School dress – literally speaking

Published 12:00 am Thursday, March 30, 2006

Perhaps my age is finally showing.

Or maybe I’m just way too conservative.

Whatever the case, I find myself leaning more and more in favor of public school students dressing uniformly.

I don’t want to confuse this situation, but I favor freedom of expression. Perhaps that stems from my belief in our constitutional right to freedom of speech…the foundation on which the newspaper industry was built.

But where does one draw the line in the sand when it comes to overly expressive clothing?

Are the tightly cropped garments that young girls wear today – the ones that rise ever so briefly to show their belly buttons – a deterrent to young boys who should be concentrating on their school work rather than the waistline of an attractive female?

How about the baggy jeans the young men are wearing. I guess they are still in style. From what I can gather, and I’m clueless when it comes to making a fashion statement, the baggy jeans worked in conjunction with high-rising boxer shorts. As the pants experienced gravity due to the lack of a belt, the more the person’s boxers are exposed.

Freedom of expression is linked with the freedom to communicate, whether that communication is verbal, non-verbal, visual or symbolic. But pray tell me what is so symbolic about a bare midriff or exposed boxer shorts? Are they expressions of, &uot;hey, look at my body?&uot;

By adopting a school uniform policy, an educational system can hopefully expect a decrease in behavioral problems and an increase in academic achievement.

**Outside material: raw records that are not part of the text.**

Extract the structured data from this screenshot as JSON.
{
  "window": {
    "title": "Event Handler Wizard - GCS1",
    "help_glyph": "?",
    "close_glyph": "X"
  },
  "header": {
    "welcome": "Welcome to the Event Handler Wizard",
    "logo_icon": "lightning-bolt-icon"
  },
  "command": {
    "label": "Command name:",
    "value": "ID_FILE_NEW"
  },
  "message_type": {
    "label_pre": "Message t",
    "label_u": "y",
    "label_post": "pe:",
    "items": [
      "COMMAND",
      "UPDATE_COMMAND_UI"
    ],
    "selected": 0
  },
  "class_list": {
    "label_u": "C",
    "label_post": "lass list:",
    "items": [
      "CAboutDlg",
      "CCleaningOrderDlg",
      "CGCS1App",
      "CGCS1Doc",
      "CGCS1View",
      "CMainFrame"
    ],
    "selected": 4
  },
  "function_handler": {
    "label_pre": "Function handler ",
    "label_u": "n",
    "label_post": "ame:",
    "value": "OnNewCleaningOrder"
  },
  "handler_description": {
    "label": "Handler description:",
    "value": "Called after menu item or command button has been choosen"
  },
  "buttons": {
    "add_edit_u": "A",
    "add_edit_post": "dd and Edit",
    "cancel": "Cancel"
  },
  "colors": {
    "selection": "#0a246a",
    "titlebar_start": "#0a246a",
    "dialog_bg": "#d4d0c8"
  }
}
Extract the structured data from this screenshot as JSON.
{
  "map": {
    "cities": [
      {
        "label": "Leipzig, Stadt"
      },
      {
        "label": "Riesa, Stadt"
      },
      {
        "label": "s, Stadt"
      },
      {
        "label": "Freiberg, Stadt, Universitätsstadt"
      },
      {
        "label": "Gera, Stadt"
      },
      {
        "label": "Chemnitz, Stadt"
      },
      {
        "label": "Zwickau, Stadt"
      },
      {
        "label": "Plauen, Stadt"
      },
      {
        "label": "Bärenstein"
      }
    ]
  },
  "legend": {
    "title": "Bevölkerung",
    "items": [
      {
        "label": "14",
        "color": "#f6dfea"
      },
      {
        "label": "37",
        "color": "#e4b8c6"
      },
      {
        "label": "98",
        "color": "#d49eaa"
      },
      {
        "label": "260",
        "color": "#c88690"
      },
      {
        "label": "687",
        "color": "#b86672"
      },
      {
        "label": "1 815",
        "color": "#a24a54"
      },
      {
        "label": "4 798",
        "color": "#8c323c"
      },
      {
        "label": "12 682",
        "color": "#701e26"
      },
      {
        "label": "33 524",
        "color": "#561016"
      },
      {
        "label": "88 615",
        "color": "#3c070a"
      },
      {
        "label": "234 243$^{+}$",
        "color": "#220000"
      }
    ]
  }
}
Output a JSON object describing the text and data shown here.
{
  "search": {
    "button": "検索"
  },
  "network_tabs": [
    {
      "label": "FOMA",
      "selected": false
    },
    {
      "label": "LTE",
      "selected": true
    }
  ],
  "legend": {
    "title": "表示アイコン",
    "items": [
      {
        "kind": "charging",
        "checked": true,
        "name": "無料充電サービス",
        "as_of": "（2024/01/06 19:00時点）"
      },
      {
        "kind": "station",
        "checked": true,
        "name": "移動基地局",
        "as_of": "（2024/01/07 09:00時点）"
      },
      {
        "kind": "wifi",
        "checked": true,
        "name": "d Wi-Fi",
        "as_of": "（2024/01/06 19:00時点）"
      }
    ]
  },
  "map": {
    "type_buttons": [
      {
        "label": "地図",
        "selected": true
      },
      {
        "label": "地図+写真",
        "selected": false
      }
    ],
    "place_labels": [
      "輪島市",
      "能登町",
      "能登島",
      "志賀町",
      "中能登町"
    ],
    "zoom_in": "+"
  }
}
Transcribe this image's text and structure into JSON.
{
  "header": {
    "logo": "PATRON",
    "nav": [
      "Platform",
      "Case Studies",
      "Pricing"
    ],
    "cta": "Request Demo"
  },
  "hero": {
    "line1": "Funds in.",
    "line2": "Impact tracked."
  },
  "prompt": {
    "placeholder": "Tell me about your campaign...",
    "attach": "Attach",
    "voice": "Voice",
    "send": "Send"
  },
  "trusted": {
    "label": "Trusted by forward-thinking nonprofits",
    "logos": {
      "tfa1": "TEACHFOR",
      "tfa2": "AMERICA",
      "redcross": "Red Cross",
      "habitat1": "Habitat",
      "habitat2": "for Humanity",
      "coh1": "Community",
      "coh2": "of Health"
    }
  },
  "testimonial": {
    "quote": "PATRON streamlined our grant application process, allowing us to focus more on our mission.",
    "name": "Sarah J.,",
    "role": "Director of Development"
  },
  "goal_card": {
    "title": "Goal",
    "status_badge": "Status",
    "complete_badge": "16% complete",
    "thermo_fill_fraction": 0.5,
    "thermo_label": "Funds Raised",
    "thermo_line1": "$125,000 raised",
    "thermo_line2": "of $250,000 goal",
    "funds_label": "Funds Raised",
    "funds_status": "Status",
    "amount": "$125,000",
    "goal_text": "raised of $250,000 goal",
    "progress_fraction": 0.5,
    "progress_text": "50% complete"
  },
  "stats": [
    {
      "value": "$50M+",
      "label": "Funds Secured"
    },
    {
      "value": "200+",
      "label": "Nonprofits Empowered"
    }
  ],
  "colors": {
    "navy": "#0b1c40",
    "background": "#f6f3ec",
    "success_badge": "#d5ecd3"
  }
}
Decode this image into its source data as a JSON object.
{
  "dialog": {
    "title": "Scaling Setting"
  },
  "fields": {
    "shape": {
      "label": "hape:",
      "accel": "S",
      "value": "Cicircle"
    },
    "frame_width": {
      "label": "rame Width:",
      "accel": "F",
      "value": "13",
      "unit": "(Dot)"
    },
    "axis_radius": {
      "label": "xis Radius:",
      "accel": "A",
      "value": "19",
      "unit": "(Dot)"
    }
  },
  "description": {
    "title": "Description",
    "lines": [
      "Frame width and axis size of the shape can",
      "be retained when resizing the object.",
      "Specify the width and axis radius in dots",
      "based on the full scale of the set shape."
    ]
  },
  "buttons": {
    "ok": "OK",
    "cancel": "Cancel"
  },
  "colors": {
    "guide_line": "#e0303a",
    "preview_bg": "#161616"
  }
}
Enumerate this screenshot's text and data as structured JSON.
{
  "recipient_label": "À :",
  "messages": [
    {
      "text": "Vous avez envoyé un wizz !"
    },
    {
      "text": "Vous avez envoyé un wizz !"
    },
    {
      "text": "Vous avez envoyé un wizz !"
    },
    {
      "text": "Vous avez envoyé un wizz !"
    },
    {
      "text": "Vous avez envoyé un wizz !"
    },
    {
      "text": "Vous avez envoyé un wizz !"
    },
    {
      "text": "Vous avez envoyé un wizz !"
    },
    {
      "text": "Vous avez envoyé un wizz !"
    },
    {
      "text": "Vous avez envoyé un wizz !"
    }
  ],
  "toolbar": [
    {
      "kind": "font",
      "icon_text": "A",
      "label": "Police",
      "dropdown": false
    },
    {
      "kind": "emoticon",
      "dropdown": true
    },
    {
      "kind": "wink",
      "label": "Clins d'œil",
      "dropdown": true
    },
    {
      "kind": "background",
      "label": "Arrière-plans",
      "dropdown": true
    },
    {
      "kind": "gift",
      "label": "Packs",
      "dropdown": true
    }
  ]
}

Will adopting a school uniform policy place an unfair burden on parents who must foot the bill to purchase the clothing? When compared to the price of these designer clothes, school uniforms will be cheaper. Clothes are not works of art, even though the price tag on some of these items rival that of a Picasso.

I think the biggest misconception over school uniforms lies with the words themselves. People tend to think, and rightly so, that a uniform, by definition, is bland in appearance, unvarying in style.

Athletic teams wear uniforms, all of the same color and style. The only difference is the jersey number.

However, school uniforms do not have to be so bland. From the photos I saw that my reporter, Patrick Campbell, took at a recent fashion show where the types of clothing, favored by a proposed school uniform policy in the Hertford County Public School system, were on display, I was impressed by the varying styles and colors. The students looked very neat in these clothes. It wasn’t a case where all wore white blouses or shirts with blue skirts or pants.

Another plus in favor of school uniforms is the impression they will make when a group of students leave school for a field trip. If they look their best, and hopefully act accordingly, it will lead those outside the school system to think what a nicely dressed, well-behaved group of young people are representing that school district.

I’m sure there are those who will disagree with me on this issue. They will say it’s not what displayed on the body of a student that counts, but rather the desire to succeed from within. That’s so true, but we can’t expect young people, at least the majority of them, to fully concentrate on their studies if they are distracted by an item of clothing worn by another or the peer pressure they feel to match that outfit.

The idea for this column came to mind while I was watching the WAVY TV-10 newscast Tuesday evening. There, a report was aired regarding a student at Gloucester (Va.) High School taking a clothing issue before the school board in that county. It appears this student, a 10th grade male, wanted to wear a dress to school.

To say the least, the school board, one whose system is without a uniform policy, was left scrambling to figure out if cross-dressing is inappropriate.

It would appear to me that this student is making a gesture towards freedom of expression. But consider this…if his goal is to bring the public’s attention to the matter, then he has done his job. But what about the stir of controversy this story will bring. His desire to wear a dress to school becomes the center of attention rather than education.

I can’t speak for student achievement at Gloucester High School, but I’ve seen the dismal academic performance numbers within the Hertford County Public School system, especially at the high school. Will wearing school uniforms help those numbers to rise? We won’t know for sure until we try it. If it fails, then let ’em all wear dresses, complete with matching boxer shorts.